Woks
Abu Nawas pernah ditanya oleh penduduk kampung mengapa saat ada hujan ia langsung berlarian. Bukankah hujan adalah rahmat kata mereka. Lantas Abu Nawas dengan cerdik berkata " masa ada rahmat yang diinjak-injak, aku berlari bukan karena takut hujan tapi lebih karena takut menginjak rahmatnya sedangkan kalian tidak sopan menginjak-injaknya". Semua orang lalu tertawa terpingkal-pingkal sekaligus tersindir "dasar Abu Nawas ini memang tak ada habisnya dalam berkelakar".
Sekilas penggalan cerita itu bisa kita tangkap dikala hujan turun. Fenomena hujan memang sangat menarik ditulis lebih-lebih ketika pelangi muncul dengan gagahnya. Para penyair selalu menyanjung hujan sebagai waktu melahirkan puisi daripada kemarau. Hujan memang begitu istimewa sampai Nizar Kabbani menuliskan kalamnya bahwa tidak ada yang patut disesali saat hujan kecuali lahirlah puisi.
Hujan memang selalu dielu-elukan terutama oleh petani ketika akan masuk musim tanam. Bahkan ketiadaanya hujan melahirkan satu tradisi dari berbagai suku bangsa, orang Sunda menyebutnya babaritan yaitu tradisi ungkapan rasa syukur atas berkah hujan. Orang zaman primitif bahkan lebih ekstrim lagi jika hujan turun mereka rela memberikan persembahan berupa anak gadis lengkap dengan sesajinya. Maka dalam sejarah praktek seperti itu ditentang oleh para Nabi dan walinya, jika di Indonesia kita mengenal kisah Sunan Maulana Malik Ibrahim dengan masyarakat Gresik.
Hujan memang begitu istimewa bahkan sesaat ketika saya menunggu hujan jadilah sebuah guratan kecil seperti di bawah ini:
Saya belajar kepada hujan tentang air mata yang tak sanggup ditumpahkan. Tentang sabar yang tak menemukan batas. Tentang pengorbanan yang tak ingin berbalas. Serta tentang apa saja yang dilewati dan merupakan guru kehidupan.
Saya juga belajar dari orang-orang yang berjuang membebaskan kebodohan. Mereka membuka tabir kejumudan serta kesokpintaran. Perjuangan mereka benar-benar dikuatkan lewat alam tentang hujan yang menjelma tangis, awan yang menari atau kadang mentari yang tersenyum. Semua hal memang perlu diperjuangkan dengan ikhlas dan semangat.
Saya juga belajar kepada orang-orang yang berkeluh kesah. Tentang ketidaktahuan dan tentang masa depan. Mereka kadang menangis di depan ketidakberdayaan.

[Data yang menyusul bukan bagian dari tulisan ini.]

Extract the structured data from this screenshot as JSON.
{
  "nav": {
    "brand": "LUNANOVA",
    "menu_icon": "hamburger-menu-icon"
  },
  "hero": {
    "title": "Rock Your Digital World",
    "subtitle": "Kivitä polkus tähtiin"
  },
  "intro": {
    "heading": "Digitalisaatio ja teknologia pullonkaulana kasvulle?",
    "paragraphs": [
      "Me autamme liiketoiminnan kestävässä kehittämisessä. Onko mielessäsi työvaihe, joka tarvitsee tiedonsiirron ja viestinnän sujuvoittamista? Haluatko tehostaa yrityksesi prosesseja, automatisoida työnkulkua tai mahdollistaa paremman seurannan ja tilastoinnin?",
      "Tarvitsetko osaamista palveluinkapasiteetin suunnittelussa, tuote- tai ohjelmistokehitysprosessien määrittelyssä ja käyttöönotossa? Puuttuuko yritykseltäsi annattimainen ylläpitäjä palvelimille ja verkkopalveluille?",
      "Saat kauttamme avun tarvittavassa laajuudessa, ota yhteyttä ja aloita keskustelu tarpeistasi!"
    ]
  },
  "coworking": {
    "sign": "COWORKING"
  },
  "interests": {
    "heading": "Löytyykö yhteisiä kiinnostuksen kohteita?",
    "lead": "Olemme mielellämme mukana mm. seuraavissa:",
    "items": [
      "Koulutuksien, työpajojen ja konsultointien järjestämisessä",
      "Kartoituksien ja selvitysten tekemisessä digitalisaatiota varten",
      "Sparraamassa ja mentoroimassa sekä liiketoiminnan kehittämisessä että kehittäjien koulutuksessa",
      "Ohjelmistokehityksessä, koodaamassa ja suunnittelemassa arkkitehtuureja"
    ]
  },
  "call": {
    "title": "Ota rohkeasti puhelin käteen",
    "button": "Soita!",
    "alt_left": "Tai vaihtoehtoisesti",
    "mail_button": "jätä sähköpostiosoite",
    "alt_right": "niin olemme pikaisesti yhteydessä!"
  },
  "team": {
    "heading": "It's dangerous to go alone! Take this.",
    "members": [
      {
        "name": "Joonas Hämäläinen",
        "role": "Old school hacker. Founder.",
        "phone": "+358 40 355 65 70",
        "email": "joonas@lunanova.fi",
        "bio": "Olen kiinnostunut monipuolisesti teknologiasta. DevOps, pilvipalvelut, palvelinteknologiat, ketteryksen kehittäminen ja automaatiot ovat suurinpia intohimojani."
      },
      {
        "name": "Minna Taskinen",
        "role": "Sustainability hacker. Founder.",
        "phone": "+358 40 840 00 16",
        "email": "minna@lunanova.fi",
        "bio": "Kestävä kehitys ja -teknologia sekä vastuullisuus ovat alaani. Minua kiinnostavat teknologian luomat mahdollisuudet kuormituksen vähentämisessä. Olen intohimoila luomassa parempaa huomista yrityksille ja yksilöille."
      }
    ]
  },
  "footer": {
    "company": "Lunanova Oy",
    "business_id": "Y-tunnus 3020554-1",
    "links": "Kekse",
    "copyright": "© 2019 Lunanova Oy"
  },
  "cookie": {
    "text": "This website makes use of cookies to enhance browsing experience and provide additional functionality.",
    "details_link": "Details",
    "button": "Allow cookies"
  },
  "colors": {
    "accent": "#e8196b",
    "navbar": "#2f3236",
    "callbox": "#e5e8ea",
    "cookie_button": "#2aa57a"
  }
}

Serta mengadu pada kejujuran atas nama apalagi mereka menipu diri sendiri. Atau dengan apalagi jiwa dipertaruhkan.
Terakhir saya belajar pada diri sendiri. Pelajaran yang kata Mbah Tedjo paling esensial yaitu berziarah ke diri sendiri. Diri yang selalu terpengaruh oleh nafsu sesaat atau ditekan di atas kuasa otoritas. Diri ini padahal unik dan punya segudang harapan buat melangkah. Tapi apalah daya bunga semerbak pada akhirnya layu karena komplotan kumbang.
Hujan memang banyak melahirkan inspirasi bahkan ketika terjadi banjir pun masih banyak hal positif lain yang dapat kita petik. Akan tetapi kita masih jauh panggang dari api bahwa memandang hujan hanya dari segi bencana saja. Padahal banjir tidak mesti karena hujan tapi lebih karena ulah manusia dalam memperlakukan alam. Sejak dulu hingga kini kita ambil contoh Desa Wisata dan Budaya Kasepuhan Ciptagelar di Baduy Banten sungguh mencirikan masyarakat yang berdampingan dengan alam. Sehingga di sana harmoni memunculkan kebaikan salah satunya hujan tak menjelma banjir, pegunungan tak bereaksi longsor dan lainya. Semoga kita semakin sadar tentang kondisi lingkungan di sekitarnya.